- α-amino acid used in the biosynthesis of proteins.
- contains an α-amino group (which is in the protonated −NH+3 form under biological conditions), an α-carboxylic acid group (which is in the deprotonated −COO− form under biological conditions), and an isobutyl side chain, classifying it as a nonpolar (at physiological pH) amino acid.
- essential in humans—the body cannot synthesize it and thus must obtain from the diet.
- a major component of the subunits in ferritin, astacin, and other "buffer" proteins.
Effect of leucine on ALS
Amyotroph Lateral Scler Frontotemporal Degener. 2014 Sep;15(5-6):371-5. doi: 10.3109/21678421.2014.920032. Epub 2014 Jun 6. Plasma amino acids patterns and age of onset of amyotrophic lateral sclerosis. Cecchi M1, Messina P, Airoldi L, Pupillo E, Bandettini di Poggio M, Calvo A, Filosto M, Lunetta C, Mandrioli J, Pisa F, Pastorelli R, Beghi E; EURALS Consortium.

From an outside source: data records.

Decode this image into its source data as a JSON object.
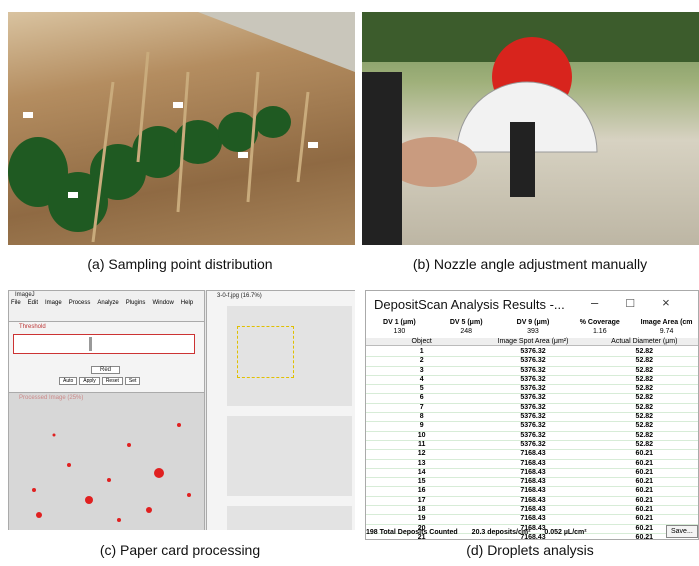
{
  "panels": [
    {
      "caption": "(a) Sampling point distribution"
    },
    {
      "caption": "(b) Nozzle angle adjustment manually"
    },
    {
      "caption": "(c) Paper card processing",
      "imagej": {
        "title": "ImageJ",
        "menu": [
          "File",
          "Edit",
          "Image",
          "Process",
          "Analyze",
          "Plugins",
          "Window",
          "Help"
        ],
        "threshold_title": "Threshold",
        "dropdown": "Red",
        "buttons": [
          "Auto",
          "Apply",
          "Reset",
          "Set"
        ],
        "processed_title": "Processed Image (25%)",
        "photo_title": "3-0-f.jpg (16.7%)"
      }
    },
    {
      "caption": "(d) Droplets analysis",
      "window": {
        "title": "DepositScan Analysis Results -...",
        "stats": [
          {
            "label": "DV 1 (μm)",
            "value": "130"
          },
          {
            "label": "DV 5 (μm)",
            "value": "248"
          },
          {
            "label": "DV 9 (μm)",
            "value": "393"
          },
          {
            "label": "% Coverage",
            "value": "1.16"
          },
          {
            "label": "Image Area (cm",
            "value": "9.74"
          }
        ],
        "columns": [
          "Object",
          "Image Spot Area (μm²)",
          "Actual Diameter (μm)"
        ],
        "rows": [
          [
            "1",
            "5376.32",
            "52.82"
          ],
          [
            "2",
            "5376.32",
            "52.82"
          ],
          [
            "3",
            "5376.32",
            "52.82"
          ],
          [
            "4",
            "5376.32",
            "52.82"
          ],
          [
            "5",
            "5376.32",
            "52.82"
          ],
          [
            "6",
            "5376.32",
            "52.82"
          ],
          [
            "7",
            "5376.32",
            "52.82"
          ],
          [
            "8",
            "5376.32",
            "52.82"
          ],
          [
            "9",
            "5376.32",
            "52.82"
          ],
          [
            "10",
            "5376.32",
            "52.82"
          ],
          [
            "11",
            "5376.32",
            "52.82"
          ],
          [
            "12",
            "7168.43",
            "60.21"
          ],
          [
            "13",
            "7168.43",
            "60.21"
          ],
          [
            "14",
            "7168.43",
            "60.21"
          ],
          [
            "15",
            "7168.43",
            "60.21"
          ],
          [
            "16",
            "7168.43",
            "60.21"
          ],
          [
            "17",
            "7168.43",
            "60.21"
          ],
          [
            "18",
            "7168.43",
            "60.21"
          ],
          [
            "19",
            "7168.43",
            "60.21"
          ],
          [
            "20",
            "7168.43",
            "60.21"
          ],
          [
            "21",
            "7168.43",
            "60.21"
          ]
        ],
        "footer": [
          "198 Total Deposits Counted",
          "20.3 deposits/cm²",
          "0.052 µL/cm²"
        ],
        "button": "Save..."
      }
    }
  ]
}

The aim of this study was to verify whether abnormalities in plasma amino acid (AA) levels could be biological correlates of the age of onset in amyotrophic lateral sclerosis (ALS). We undertook plasma AA profiling in a large population comprising 117 newly diagnosed ALS patients and 117 matched controls. ALS patients were stratified in early (58 patients aged < 55 years) versus late onset (59 patients aged > 74 years). We applied a rapid and reproducible method for the analysis of AA using amine reactive isotope coded tags in conjunction with liquid chromatography coupled to Multiple Reaction Monitoring-Mass Spectrometry. Results showed that values of only three AA were significantly different in ALS patients and controls. We found lower levels of leucine and higher levels of glutamate and leucine in early-onset ALS compared to their matched controls. In conclusion, different AA patterns related to the ALS age of onset were found, providing insight into possibly aberrant biochemical pathways that might unlock key pathological pathways.